Ultimo aggiornamento:
8 ottobre 2024
Condivisione di esperienze, confronto sui temi dell’economia circolare, dell’innovazione, della sostenibilità e possibili sinergie tra imprese locali e startup: sono questi gli obiettivi del Circular Bootcamp, l’evento che per il secondo anno consecutivo è stato organizzato da Joule nella città di Taranto e si è svolto lo scorso 3 ottobre nell’ambito del Re-Think Circular Economy Forum. Un momento importante per contribuire allo sviluppo di un ecosistema dell’innovazione nella città pugliese.

Innovazione e territorio
L’iniziativa, ospitata negli spazi degli Ex-Baraccamenti Cattolica, ha visto la partecipazione di Mattia Voltaggio, Head of Joule, di Michelangelo Di Luozzo, direttore della raffineria Eni di Taranto e di Domenica Surace, responsabile per Joule della misurazione e del reporting. “L’idea nasce – ha spiegato Domenica Surace - con l'obiettivo di parlare di economia circolare e ricreare un momento di confronto tra aziende, PMI e startup dell’ecosistema Joule. Riteniamo – ha specificato – che sia un’importante opportunità per creare valore sul territorio e rendere la città di Taranto sempre di più un punto di riferimento per l’innovazione”.

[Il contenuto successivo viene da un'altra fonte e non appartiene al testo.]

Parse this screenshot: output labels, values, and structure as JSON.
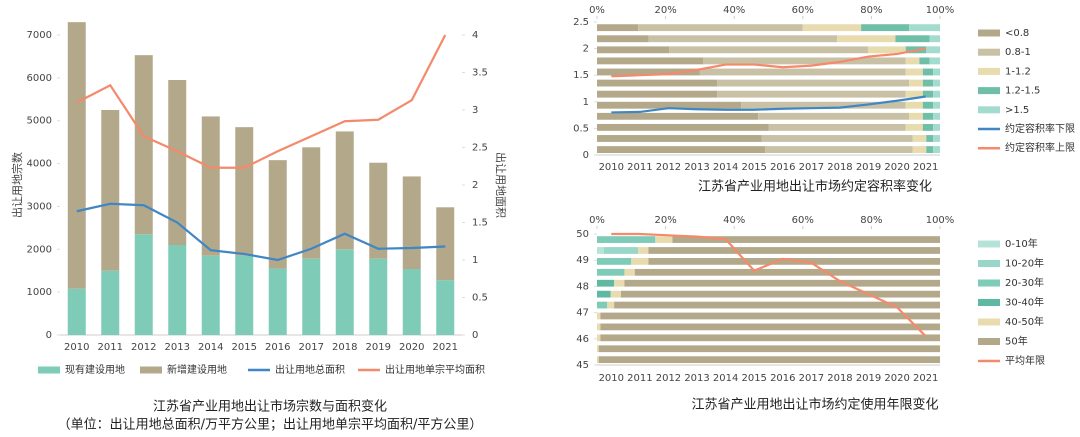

Durante l’evento, un panel dal titolo “Ecosistemi locali per l’innovazione e la sostenibilità” ha permesso ad alcuni rappresentanti di realtà che lavorano sul territorio di raccontare sia i progetti già realizzati che le iniziative future. Tra i partecipanti: Lavinia Carrese dell’acceleratore Faros della Rete Nazionale promossa da CDP Venture Capital, il primo acceleratore italiano dedicato a startup in ambito blue economy; Francesco Castellano, fondatore di Tondo, l’organizzazione dedicata all’economia circolare; Lucia Minutello, vicepresidente di Confindustria Taranto con delega alla Ricerca, all’Innovazione e Questioni di parità; Feliciana Catino, responsabile del servizio Innovazione e Smart City del Comune di Taranto e responsabile amministrativo del progetto Calliope (Casa delle Tecnologie Emergenti di Taranto).